Re: All but one TMs connect when JM has more than 16G of memory

Posted by Robert Schmidtke on
URL: http://deprecated-apache-flink-user-mailing-list-archive.369.s1.nabble.com/All-but-one-TMs-connect-when-JM-has-more-than-16G-of-memory-tp2974p2975.html

I should say I'm running the current Flink master branch.

On Wed, Sep 30, 2015 at 5:02 PM, Robert Schmidtke <[hidden email]> wrote:
It's me again. This is a strange issue, I hope I managed to find the right keywords. I got 8 machines, 1 for the JM, the other 7 are TMs with 64G of memory each.

When running my job like so:

$FLINK_HOME/bin/flink run -m yarn-cluster -yjm 16384 -ytm 40960 -yn 7 .....

The job completes without any problems. When running it like so:

$FLINK_HOME/bin/flink run -m yarn-cluster -yjm 16385 -ytm 40960 -yn 7 .....

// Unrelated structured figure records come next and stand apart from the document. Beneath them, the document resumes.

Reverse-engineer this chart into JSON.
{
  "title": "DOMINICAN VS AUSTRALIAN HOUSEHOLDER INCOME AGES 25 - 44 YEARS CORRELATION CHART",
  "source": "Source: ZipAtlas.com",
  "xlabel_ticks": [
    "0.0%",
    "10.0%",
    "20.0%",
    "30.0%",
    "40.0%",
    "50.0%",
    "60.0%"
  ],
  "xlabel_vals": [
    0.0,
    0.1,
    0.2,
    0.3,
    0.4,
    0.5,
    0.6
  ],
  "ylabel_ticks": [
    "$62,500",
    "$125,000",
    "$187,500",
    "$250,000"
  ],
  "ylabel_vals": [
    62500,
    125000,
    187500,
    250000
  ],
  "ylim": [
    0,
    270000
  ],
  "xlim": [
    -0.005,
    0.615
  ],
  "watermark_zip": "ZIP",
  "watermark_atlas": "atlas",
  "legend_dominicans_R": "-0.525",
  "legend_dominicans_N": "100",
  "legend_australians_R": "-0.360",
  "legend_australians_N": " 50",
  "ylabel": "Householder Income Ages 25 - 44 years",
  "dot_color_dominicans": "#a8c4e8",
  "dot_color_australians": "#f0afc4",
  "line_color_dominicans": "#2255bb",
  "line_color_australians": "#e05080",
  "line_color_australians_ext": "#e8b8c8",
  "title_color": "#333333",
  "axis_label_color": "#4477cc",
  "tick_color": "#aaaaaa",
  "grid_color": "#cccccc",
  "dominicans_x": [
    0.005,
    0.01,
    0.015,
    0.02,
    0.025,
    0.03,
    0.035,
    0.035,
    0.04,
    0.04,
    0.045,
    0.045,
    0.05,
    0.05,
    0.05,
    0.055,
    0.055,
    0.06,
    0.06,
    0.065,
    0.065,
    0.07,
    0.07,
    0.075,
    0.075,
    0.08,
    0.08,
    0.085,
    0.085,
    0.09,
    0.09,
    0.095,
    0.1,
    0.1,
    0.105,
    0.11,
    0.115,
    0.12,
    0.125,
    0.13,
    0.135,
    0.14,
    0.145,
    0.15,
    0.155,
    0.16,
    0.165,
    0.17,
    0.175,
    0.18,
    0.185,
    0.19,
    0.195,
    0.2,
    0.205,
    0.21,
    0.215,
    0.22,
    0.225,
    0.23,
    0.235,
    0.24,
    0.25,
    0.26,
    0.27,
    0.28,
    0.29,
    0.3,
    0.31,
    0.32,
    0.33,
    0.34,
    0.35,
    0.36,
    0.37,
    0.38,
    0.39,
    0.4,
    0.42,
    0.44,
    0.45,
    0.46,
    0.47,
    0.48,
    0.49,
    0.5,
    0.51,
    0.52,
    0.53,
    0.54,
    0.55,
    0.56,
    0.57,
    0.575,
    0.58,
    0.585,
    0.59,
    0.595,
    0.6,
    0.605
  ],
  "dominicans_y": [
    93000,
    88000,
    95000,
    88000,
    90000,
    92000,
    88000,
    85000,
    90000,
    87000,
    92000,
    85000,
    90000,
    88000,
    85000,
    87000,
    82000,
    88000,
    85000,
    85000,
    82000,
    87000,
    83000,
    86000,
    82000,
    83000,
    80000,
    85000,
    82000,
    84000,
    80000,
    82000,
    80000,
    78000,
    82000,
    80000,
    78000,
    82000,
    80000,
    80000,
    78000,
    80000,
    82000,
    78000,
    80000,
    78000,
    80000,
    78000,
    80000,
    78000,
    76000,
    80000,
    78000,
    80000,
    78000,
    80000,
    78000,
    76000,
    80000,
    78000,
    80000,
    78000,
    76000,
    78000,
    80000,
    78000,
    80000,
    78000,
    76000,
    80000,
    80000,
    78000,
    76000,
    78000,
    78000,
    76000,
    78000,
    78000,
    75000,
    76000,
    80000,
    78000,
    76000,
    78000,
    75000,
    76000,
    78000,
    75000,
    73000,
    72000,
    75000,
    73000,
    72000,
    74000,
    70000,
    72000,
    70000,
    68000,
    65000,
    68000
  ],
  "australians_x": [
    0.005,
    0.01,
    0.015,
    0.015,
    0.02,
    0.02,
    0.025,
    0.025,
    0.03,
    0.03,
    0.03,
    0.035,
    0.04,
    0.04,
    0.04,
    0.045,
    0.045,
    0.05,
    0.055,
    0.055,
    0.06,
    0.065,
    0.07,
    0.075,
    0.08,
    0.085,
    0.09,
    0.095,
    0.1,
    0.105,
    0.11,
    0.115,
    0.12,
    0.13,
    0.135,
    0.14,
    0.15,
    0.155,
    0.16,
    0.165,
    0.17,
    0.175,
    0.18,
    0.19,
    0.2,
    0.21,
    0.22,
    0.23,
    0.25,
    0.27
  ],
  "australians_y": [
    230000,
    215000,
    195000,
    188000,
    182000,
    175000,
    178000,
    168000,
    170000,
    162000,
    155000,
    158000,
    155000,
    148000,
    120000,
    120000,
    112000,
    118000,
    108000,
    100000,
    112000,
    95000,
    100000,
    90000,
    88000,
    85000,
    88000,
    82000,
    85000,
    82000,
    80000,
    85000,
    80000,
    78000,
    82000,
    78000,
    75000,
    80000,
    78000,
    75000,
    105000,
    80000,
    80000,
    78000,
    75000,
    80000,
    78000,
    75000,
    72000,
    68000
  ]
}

(note the one more M of memory for the JM), the execution stalls, continuously reporting:

.....
TaskManager status (6/7)
TaskManager status (6/7)
TaskManager status (6/7)
.....

I did some poking around, but I couldn't find any direct correlation with the code.

The JM log says:

.....
16:49:01,893 INFO  org.apache.flink.yarn.ApplicationMaster$                      -  JVM Options:
16:49:01,893 INFO  org.apache.flink.yarn.ApplicationMaster$                      -     -Xmx12289M
.....

but then continues to report

.....
16:52:59,311 INFO  org.apache.flink.yarn.ApplicationMaster$$anonfun$2$$anon$1    - The user requested 7 containers, 6 running. 1 containers missing
16:52:59,831 INFO  org.apache.flink.yarn.ApplicationMaster$$anonfun$2$$anon$1    - The user requested 7 containers, 6 running. 1 containers missing
16:53:00,351 INFO  org.apache.flink.yarn.ApplicationMaster$$anonfun$2$$anon$1    - The user requested 7 containers, 6 running. 1 containers missing
.....

forever until I cancel the job.

If you have any ideas I'm happy to try them out. Thanks in advance for any hints! Cheers.

Robert
--
My GPG Key ID: 336E2680



--
My GPG Key ID: 336E2680